I've been under the weather for a few days so that's why there have been no posts. Before I started feeling bad I did get to spend a fun evening with a friend from high school.
So you want to know what happened the day I got better (aka today)? Ya, I thought so. Well, I'm not ok with giving all the information away because I want to make a decision before telling the world. I was offered a job. Exciting right? Ya, sort of. I'm just very confused with all of it.
I have absolutely hated just sitting around and waiting to hear something from possible employers. It's made me go mad. I get cabin fever and I feel worthless. So today when cabin fever was hitting hard, I decided to take a drive. A long drive. A drive just filled with windows rolled down, music playing, and the constant prayer of "just give me a direction." I didn't care what it was.

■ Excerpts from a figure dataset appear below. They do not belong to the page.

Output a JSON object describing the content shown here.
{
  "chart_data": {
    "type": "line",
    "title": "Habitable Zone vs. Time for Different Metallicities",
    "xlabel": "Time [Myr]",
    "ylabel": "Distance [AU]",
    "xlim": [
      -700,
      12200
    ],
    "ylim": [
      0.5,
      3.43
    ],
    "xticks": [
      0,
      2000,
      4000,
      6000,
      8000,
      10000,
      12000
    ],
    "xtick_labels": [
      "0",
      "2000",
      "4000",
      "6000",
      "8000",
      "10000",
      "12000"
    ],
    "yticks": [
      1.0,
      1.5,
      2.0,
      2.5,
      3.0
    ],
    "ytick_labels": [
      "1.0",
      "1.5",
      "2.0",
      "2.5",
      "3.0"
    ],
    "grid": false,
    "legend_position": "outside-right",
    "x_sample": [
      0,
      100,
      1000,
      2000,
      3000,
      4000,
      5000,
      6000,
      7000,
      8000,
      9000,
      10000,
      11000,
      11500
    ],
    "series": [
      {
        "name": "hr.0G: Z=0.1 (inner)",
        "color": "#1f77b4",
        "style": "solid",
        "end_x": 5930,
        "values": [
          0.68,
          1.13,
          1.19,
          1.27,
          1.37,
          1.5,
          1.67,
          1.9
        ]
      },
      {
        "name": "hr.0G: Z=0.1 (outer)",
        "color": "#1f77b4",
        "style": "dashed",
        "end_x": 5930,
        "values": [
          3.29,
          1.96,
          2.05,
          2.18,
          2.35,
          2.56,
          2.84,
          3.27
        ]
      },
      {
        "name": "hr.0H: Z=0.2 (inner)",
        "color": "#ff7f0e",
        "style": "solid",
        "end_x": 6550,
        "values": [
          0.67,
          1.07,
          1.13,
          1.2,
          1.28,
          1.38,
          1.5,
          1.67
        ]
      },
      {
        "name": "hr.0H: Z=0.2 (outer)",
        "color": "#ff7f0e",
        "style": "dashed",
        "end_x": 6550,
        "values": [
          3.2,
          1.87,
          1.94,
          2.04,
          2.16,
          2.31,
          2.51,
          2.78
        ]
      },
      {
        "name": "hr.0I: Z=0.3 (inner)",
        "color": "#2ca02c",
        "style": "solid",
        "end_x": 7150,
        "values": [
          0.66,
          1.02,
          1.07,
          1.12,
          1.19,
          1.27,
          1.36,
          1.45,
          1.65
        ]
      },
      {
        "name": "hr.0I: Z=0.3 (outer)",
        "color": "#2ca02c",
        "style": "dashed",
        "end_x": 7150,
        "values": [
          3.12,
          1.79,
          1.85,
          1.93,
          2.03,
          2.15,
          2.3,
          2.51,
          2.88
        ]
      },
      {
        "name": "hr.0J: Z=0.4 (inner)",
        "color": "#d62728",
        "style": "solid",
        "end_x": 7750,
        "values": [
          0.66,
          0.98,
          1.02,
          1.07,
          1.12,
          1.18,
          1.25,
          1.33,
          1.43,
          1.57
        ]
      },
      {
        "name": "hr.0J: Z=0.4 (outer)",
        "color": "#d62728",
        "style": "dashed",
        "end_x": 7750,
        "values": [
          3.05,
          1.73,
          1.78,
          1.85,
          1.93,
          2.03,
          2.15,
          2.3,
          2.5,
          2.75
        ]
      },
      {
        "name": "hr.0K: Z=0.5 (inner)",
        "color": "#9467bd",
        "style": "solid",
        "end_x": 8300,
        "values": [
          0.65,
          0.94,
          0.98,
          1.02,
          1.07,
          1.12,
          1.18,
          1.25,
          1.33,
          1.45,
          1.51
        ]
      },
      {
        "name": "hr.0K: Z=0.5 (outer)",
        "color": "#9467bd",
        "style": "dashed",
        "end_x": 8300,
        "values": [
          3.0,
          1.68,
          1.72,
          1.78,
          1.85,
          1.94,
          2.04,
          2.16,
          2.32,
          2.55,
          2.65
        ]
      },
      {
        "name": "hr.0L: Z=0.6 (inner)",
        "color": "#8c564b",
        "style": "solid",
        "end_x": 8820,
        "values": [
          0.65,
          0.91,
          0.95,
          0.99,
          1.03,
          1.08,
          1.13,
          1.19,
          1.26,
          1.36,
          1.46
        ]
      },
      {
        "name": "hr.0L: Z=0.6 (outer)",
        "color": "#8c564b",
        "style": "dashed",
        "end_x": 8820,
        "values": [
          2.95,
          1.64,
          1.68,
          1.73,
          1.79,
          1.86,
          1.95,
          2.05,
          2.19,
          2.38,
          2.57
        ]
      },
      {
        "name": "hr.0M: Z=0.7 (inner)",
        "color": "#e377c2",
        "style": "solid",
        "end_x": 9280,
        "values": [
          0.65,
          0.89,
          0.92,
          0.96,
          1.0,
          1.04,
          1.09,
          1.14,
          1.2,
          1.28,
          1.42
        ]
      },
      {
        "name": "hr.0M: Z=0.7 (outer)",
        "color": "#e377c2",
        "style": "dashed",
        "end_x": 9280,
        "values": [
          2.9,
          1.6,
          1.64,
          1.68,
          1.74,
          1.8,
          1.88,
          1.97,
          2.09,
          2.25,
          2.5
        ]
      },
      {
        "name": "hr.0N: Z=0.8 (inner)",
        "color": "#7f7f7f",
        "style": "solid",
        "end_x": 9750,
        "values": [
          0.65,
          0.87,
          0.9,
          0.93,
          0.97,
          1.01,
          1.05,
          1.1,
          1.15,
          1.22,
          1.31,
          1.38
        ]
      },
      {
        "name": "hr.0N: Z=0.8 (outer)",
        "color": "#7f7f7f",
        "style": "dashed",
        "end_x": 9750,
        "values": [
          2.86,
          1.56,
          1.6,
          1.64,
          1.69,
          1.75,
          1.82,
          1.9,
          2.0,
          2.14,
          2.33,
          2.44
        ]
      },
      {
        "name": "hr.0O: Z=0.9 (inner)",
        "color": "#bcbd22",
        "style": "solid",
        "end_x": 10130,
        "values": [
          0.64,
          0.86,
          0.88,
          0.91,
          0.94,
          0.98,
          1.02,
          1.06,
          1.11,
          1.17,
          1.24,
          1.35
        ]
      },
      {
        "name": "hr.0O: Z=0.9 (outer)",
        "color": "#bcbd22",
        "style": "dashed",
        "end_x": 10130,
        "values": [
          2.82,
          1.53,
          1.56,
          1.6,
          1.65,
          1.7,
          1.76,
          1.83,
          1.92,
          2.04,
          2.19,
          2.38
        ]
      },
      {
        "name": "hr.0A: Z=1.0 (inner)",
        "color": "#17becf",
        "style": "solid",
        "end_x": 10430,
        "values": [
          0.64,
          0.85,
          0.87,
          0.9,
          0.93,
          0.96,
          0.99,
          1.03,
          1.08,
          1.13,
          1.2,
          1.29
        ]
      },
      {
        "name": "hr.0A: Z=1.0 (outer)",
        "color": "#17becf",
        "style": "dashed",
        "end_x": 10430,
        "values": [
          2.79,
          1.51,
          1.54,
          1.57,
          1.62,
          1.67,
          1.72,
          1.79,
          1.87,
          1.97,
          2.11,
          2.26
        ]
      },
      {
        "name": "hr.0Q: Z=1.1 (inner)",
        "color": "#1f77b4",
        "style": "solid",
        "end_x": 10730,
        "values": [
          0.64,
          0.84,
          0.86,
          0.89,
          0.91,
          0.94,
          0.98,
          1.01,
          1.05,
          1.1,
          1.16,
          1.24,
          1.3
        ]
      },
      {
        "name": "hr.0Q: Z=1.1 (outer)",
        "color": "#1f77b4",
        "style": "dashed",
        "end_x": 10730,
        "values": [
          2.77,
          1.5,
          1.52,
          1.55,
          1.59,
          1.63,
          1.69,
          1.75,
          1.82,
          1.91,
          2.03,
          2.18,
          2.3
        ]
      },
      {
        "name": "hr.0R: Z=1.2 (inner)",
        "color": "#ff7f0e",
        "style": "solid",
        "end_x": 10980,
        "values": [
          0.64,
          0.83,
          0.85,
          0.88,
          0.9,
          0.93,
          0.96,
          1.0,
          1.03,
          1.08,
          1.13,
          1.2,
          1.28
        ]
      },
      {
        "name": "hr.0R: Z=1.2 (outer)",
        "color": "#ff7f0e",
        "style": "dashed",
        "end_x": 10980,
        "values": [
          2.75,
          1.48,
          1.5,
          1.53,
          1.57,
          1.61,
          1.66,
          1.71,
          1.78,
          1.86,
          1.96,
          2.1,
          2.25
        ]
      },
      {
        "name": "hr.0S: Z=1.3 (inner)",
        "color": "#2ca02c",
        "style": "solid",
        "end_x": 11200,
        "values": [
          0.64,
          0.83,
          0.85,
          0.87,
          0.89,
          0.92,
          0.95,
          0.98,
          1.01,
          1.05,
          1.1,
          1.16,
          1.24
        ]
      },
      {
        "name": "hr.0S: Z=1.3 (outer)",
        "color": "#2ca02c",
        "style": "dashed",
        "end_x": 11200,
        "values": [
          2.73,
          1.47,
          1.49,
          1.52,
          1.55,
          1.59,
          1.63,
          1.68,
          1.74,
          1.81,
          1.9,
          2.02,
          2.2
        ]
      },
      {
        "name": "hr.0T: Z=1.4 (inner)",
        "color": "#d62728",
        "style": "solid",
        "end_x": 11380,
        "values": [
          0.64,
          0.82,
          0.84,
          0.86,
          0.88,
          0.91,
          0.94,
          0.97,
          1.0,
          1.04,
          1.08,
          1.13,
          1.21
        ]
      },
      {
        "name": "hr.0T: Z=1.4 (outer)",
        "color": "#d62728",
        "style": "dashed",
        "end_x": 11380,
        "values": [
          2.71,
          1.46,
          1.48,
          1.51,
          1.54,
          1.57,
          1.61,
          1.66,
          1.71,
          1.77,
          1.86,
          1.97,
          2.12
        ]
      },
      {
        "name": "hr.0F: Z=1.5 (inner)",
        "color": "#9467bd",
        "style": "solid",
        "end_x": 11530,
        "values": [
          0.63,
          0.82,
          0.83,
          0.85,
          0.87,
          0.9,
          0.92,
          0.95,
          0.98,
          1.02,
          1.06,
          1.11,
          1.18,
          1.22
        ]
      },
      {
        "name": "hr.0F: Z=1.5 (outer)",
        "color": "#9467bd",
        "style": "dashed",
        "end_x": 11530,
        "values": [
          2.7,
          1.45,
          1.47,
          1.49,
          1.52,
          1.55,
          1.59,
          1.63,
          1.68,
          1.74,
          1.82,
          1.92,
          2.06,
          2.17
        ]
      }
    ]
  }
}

I didn't care where. I just wanted something to strive for, to keep going.
I had gotten a call on Saturday about a possible job. I didn't know anything about it. I just knew it was from a guy I used to go to church with. When I finally was able to call back, we talked a bit and he told me there was a position open for a social work position. Now I know what you're thinking. Social work? But you're a graphic design major! And I know that. But something you don't know is before I even had my degree in my hand I was thinking about going back to get a different degree in none other than social work. I know it's crazy. I just know I love children, I love helping people, and I can't stand seeing people hurt.
At the same time I don't know if I want to give up on graphic design before I've even given it a shot. I love design as well. So that's my dilemma.
Did God give me this opportunity because He wants to work through me with this career? Or was this just a coincidence? When the opportunity was first given to me I was all for it. It a bit scary, but if God's taking care of me I know I can handle it. Now, after having a few hours to contemplate it, I'm freaking out because it's such a huge change. So for anyone out there reading. Please pray that God grants me wisdom to discern what I should do.